Crédit photos : © Pierre Grosbois
Dans le sillage du mouvement maintenant bien établi de (re)découverte de compositrices oubliées, l’ARCAL propose, au Centre des bords de Marne du Perreux-sur-Marne, une création française : Talestri, reine des Amazones, opéra de Maria-Antonia Walpurgis, épouse de Frédéric IV, prince-électeur de Saxe, corégente de Saxe de 1763 à 1768 et… musicienne accomplie, comme en témoigne cet opéra créé en 1760 au Nymphenburger Schloß, près de Munich. Comme l’expliquait Bérénice Collet dans l’interview qu’elle nous a accordée, l’œuvre participe des esthétiques baroque et classique, rappelant certains opere serie du début du XVIIIe siècle tout en annonçant par certains aspects le classicisme d’œuvres plus tardives – celles de la fin du même siècle. Sans s’affranchir d’un certain académisme et des conventions propres au genre (on trouve au fil de l’œuvre la plupart des scènes obligées de l’opera seria : arie di sortita, d’ombra, di paragone, di tempesta,…), l’œuvre réserve quelques belles pages aux moments stratégiques du drame : on retiendra surtout la scène de furie de Tomiri lorsqu’elle reproche à Talestri d’être responsable de la mort d’Oronte, et surtout l’aria d’ombra de la reine, croyant, dans une hallucination, voir apparaître le fantôme de son bien-aimé[1]. Dramatiquement en revanche, c’est peu de dire que le livret (signé également Maria-Antonia Walpurgis) est original. Les structures et schémas habituels de l’opéra y sont (en partie) inversés, les femmes, dont on comprend qu’elles ont longtemps souffert d’une cruelle oppression masculine, refusant le statut de victimes, se révoltant contre les hommes, et allant même, pour certaines d’entre elles, jusqu’à s’approprier leurs supposés qualités (la bravoure) ou défauts (la brutalité, l’intolérance). Parmi celles-ci, la prêtresse Tomiri, prônant la haine, la non-réconciliation et la destruction des hommes. D’autres en revanche (la reine Talestri, puis au fil de l’œuvre sa sœur Antiope), tout aussi révoltées et vindicatives, refusent de détester les hommes et en viennent à souhaiter une réconciliation sereine et apaisée. Il est ainsi très surprenant de voir mis en scène, avec quelque 250 ans d’avance, deux versants du féminisme moderne avec une Tomiri plutôt Alice Coffin et une Talestri plutôt Isabelle Alonso !

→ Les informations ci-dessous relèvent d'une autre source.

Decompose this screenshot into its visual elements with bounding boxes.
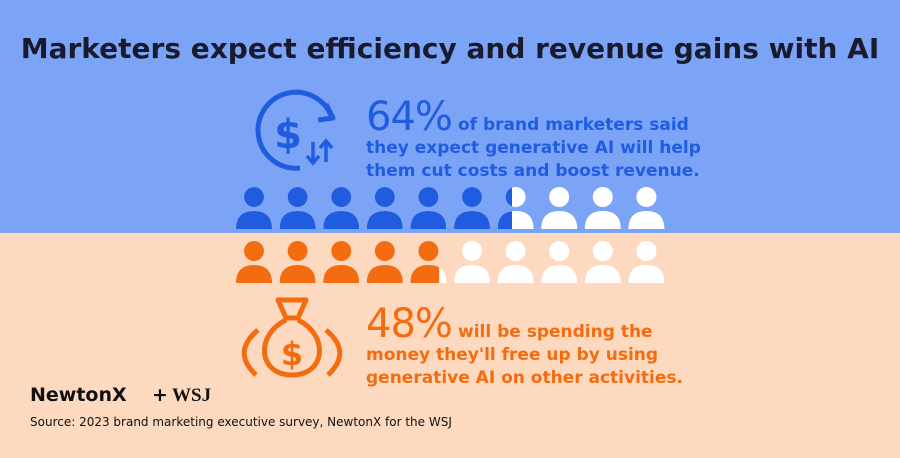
stat-text: money they'll free up by using — [366, 345, 658, 365]
stat-value: 48% — [366, 301, 452, 347]
person-icon — [541, 241, 578, 283]
person-filled — [410, 241, 440, 283]
person-filled — [279, 187, 316, 229]
person-icon — [584, 187, 621, 229]
money-bag-icon: $ — [241, 297, 343, 378]
person-filled — [323, 187, 360, 229]
dollar-icon: $ — [255, 89, 336, 171]
top-band — [0, 0, 900, 233]
person-icon — [497, 241, 534, 283]
person-icon — [584, 241, 621, 283]
person-filled — [279, 241, 316, 283]
logo-plus: + — [152, 384, 168, 406]
person-filled — [236, 241, 272, 283]
svg-text:$: $ — [281, 335, 303, 373]
svg-text:$: $ — [274, 112, 302, 158]
person-filled — [454, 187, 490, 229]
stat-text: generative AI on other activities. — [366, 368, 683, 388]
person-icon — [628, 241, 665, 283]
stat-text: of brand marketers said — [458, 115, 689, 135]
person-icon — [541, 187, 578, 229]
person-filled — [366, 187, 403, 229]
person-icon — [454, 241, 490, 283]
logo-wsj: WSJ — [172, 385, 211, 406]
stat-text: them cut costs and boost revenue. — [366, 161, 700, 181]
person-icon — [628, 187, 665, 229]
stat-text: they expect generative AI will help — [366, 138, 701, 158]
title: Marketers expect efficiency and revenue … — [21, 32, 880, 65]
person-filled — [323, 241, 360, 283]
logo-newtonx: NewtonX — [30, 384, 127, 406]
person-filled — [410, 187, 447, 229]
person-filled — [366, 241, 403, 283]
person-filled — [236, 187, 272, 229]
bottom-band — [0, 233, 900, 458]
stat-value: 64% — [366, 94, 452, 140]
source: Source: 2023 brand marketing executive s… — [30, 415, 452, 429]
stat-text: will be spending the — [458, 322, 653, 342]
person-filled — [497, 187, 513, 229]
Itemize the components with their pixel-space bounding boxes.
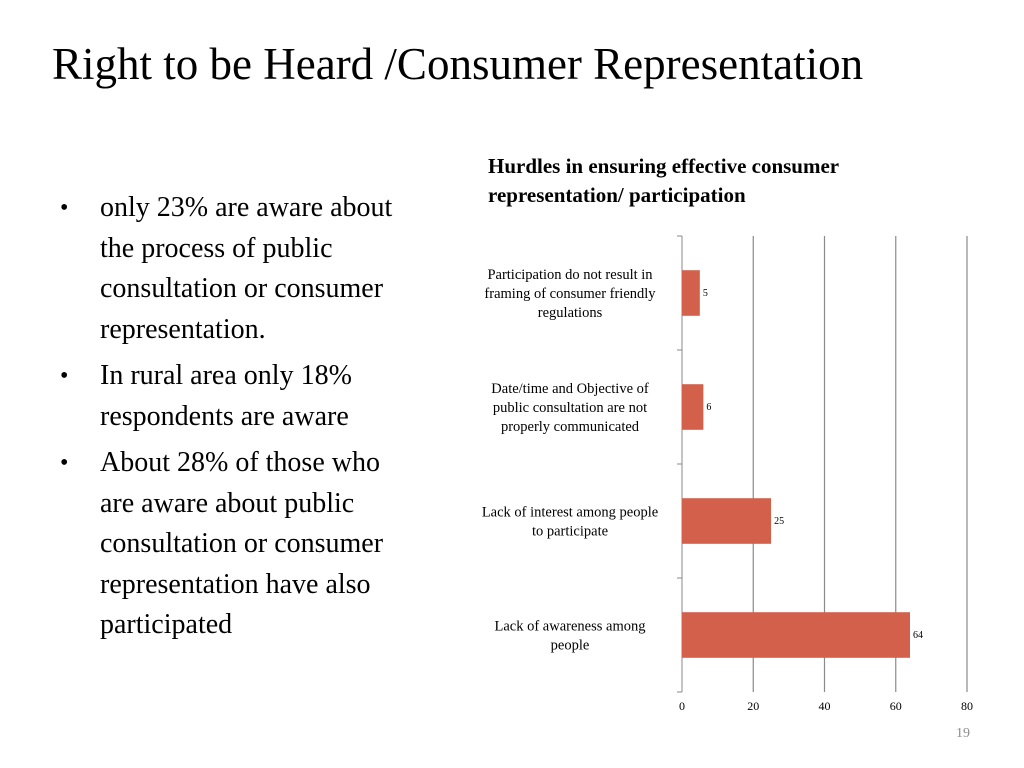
data-label: 64 — [913, 630, 923, 641]
bullet-item: • only 23% are aware about the process of… — [60, 188, 410, 350]
data-label: 25 — [774, 516, 784, 527]
bullet-text: About 28% of those who are aware about p… — [100, 447, 384, 640]
x-tick-label: 60 — [890, 699, 902, 713]
data-label: 6 — [706, 402, 711, 413]
category-label: properly communicated — [501, 419, 640, 435]
x-tick-label: 80 — [961, 699, 973, 713]
chart-title: Hurdles in ensuring effective consumer r… — [488, 152, 948, 210]
category-label: Participation do not result in — [487, 267, 653, 283]
category-label: Lack of awareness among — [495, 619, 646, 635]
category-label: to participate — [532, 524, 608, 540]
bullet-item: • In rural area only 18% respondents are … — [60, 356, 410, 437]
bullet-item: • About 28% of those who are aware about … — [60, 443, 410, 646]
bar — [682, 612, 910, 658]
bullet-dot-icon: • — [60, 363, 69, 389]
page-number: 19 — [956, 726, 970, 741]
bullet-text: only 23% are aware about the process of … — [100, 192, 393, 345]
category-label: public consultation are not — [493, 400, 647, 416]
category-label: regulations — [538, 305, 603, 321]
x-tick-label: 0 — [679, 699, 685, 713]
bullet-list: • only 23% are aware about the process of… — [60, 188, 410, 652]
category-label: Lack of interest among people — [482, 505, 658, 521]
bar — [682, 384, 704, 430]
bullet-dot-icon: • — [60, 195, 69, 221]
bullet-dot-icon: • — [60, 450, 69, 476]
bar — [682, 498, 772, 544]
category-label: Date/time and Objective of — [491, 381, 649, 397]
chart-title-line: representation/ participation — [488, 183, 746, 207]
category-label: framing of consumer friendly — [484, 286, 656, 302]
data-label: 5 — [703, 288, 708, 299]
chart-title-line: Hurdles in ensuring effective consumer — [488, 154, 840, 178]
category-label: people — [551, 638, 590, 654]
x-tick-label: 20 — [747, 699, 759, 713]
bar — [682, 270, 700, 316]
x-tick-label: 40 — [819, 699, 831, 713]
slide-title: Right to be Heard /Consumer Representati… — [52, 39, 864, 89]
bullet-text: In rural area only 18% respondents are a… — [100, 360, 352, 432]
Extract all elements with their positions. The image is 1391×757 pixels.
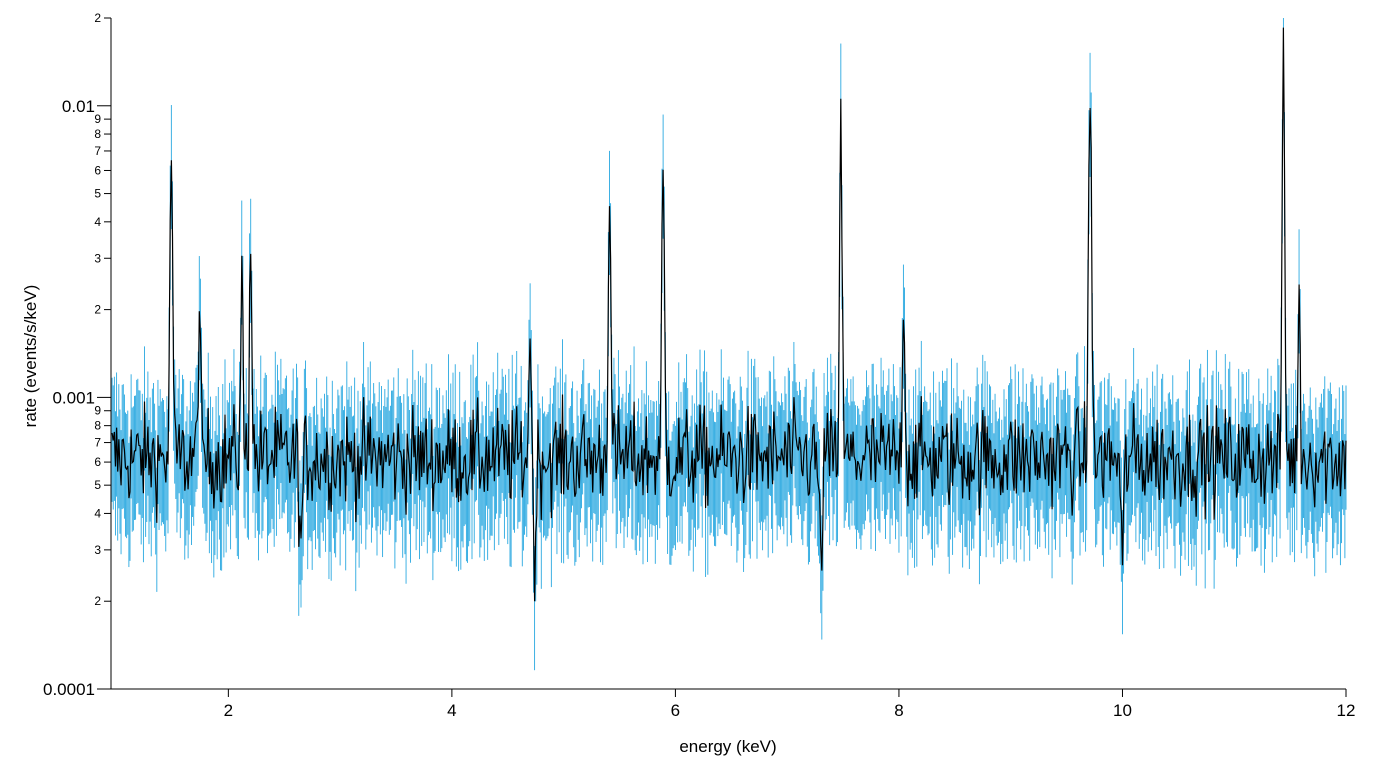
y-major-tick-label: 0.001	[52, 388, 95, 407]
y-minor-tick-label: 9	[94, 112, 101, 126]
y-minor-tick-label: 4	[94, 215, 101, 229]
y-axis-title: rate (events/s/keV)	[21, 285, 40, 428]
error-bars	[111, 18, 1347, 671]
x-tick-label: 8	[894, 701, 903, 720]
y-minor-tick-label: 9	[94, 404, 101, 418]
y-minor-tick-label: 2	[94, 303, 101, 317]
y-major-tick-label: 0.01	[62, 97, 95, 116]
plot-area	[111, 18, 1347, 671]
y-minor-tick-label: 2	[94, 11, 101, 25]
model-line	[111, 27, 1347, 602]
y-minor-tick-label: 8	[94, 127, 101, 141]
y-minor-tick-label: 2	[94, 594, 101, 608]
x-ticks: 2 4 6 8 10 12	[224, 689, 1356, 720]
x-axis-title: energy (keV)	[679, 737, 776, 756]
axes	[110, 18, 1346, 690]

La mise en scène de Bérénice Collet transpose l’action dans le Moyen Orient (ou l’Asie centrale, le spectacle s’ouvrant par la lecture de quelques vers de la poétesse afghane Meena Keshwar Kamal), et nous montre, dans une première partie, un camp dans lequel les Amazones se sont organisées pour vivre entre elles et résister aux attaques toujours possibles de l’ennemi masculin. Les décisions, le maniement des armes, le choix d’avoir une relation physique avec son partenaire : tout ce qui incombe, traditionnellement, aux hommes est ici le fait des femmes. Dans cet univers que les circonstances ont rendu très dur, voire impitoyable, une faille apparaît dès lors que la reine puis sa sœur ne peuvent résister à l’amour qu’elles éprouvent pour Oronte et Learco. Dès lors, les certitudes et les règles sur lesquelles repose et s’est construite la communauté des Amazones se fissurent… Ce que suggère très bien la seconde partie du spectacle, où la scénographie (signée Christophe Ouvrard, lequel réalise également les costumes) renonce au réalisme de la première (le décor représente une sorte de terrain marécageux, no man’s land où se croisent les personnages et où prennent corps certaines apparitions fantomatiques) pour une forme d’onirisme parfaitement propice à l’évocation des déchirements intérieurs vécus par les personnages.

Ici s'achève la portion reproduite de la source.